In questo clima non c’è da stupirsi se le norme del pacchetto sicurezza aumentano di un terzo la pena del reato se commesso da un clandestino e i CIE vengono considerati indispensabili strumenti di "sicurezza" da tutto il ceto politico. Le stesse istituzioni toscane, che fino a ieri si dichiaravano contrarie all’edificazione di un CIE sul territorio regionale sono ora unite nel progetto di costruzione di uno di questi carceri.
Siamo davanti ad una guerra che governi e padroni combattono fuori dai confini con bombe ed eserciti che si ripercuote internamente sullo stato sociale, sui salari e sui diritti.
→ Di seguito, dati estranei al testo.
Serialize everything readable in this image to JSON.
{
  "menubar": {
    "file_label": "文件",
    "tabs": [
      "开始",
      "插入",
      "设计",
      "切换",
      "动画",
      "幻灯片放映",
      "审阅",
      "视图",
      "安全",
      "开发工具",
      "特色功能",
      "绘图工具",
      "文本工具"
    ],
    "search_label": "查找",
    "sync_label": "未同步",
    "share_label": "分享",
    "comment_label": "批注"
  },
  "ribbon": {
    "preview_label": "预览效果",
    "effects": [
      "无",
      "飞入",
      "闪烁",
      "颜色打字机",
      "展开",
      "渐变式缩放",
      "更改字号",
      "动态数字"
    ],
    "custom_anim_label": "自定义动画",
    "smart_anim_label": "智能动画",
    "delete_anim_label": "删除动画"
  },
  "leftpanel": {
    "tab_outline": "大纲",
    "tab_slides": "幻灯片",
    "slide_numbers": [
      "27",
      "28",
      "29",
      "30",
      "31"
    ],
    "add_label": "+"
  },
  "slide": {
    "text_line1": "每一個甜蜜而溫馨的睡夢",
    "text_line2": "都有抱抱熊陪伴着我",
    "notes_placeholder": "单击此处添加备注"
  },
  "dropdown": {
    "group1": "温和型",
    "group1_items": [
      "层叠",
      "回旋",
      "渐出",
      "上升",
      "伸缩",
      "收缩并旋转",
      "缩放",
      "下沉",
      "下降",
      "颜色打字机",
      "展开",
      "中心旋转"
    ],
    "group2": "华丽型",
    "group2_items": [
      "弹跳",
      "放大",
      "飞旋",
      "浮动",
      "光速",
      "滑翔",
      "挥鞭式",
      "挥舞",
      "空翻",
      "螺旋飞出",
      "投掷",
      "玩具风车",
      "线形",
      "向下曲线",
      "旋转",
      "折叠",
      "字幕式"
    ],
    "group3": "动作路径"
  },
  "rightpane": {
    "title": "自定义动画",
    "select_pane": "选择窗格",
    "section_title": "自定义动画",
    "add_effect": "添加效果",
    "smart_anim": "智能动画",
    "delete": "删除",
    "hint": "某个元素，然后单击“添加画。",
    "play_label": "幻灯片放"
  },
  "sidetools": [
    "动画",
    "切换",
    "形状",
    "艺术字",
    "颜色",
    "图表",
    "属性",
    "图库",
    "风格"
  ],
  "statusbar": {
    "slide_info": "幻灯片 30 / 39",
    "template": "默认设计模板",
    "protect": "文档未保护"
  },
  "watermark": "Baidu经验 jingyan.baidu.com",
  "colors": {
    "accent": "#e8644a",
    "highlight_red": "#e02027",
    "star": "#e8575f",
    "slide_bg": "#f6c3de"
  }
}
Una guerra che sradica migliaia di uomini e donne dalla propria terra e dalla propria cultura e che prosegue nel ricatto del rimpatrio o della reclusione nei CPT o nei CIE creando una condizione complessiva di emarginazione e sfruttamento.
Se da una parte è necessario lottare contro il fascismo, che si nutre del razzismo e della paura dell’immigrato come oggetto della propria propaganda politica, dall’altra non possiamo soffermarci unicamente ad una lotta di tipo "umanitario". Non si tratta di rivendicare né un’"utilità" dell’immigrato, "necessario" al capitale in quanto consente maggiori possibilità di sfruttamento, né di un semplice miglioramento delle condizioni di vita, sebbene importanti, ma far si che la lotta per i diritti degli immigrati sia parte integrante della lotta di classe nel nostro paese: un momento in cui l’immigrato finisce di essere considerato tale diventando parte attiva della classe stessa, in quanto lavoratore e lavoratrice, in una condizione di sfruttamento dettata da un bisogno con cui ognuno di noi è costretto ora ed in futuro a fare i conti.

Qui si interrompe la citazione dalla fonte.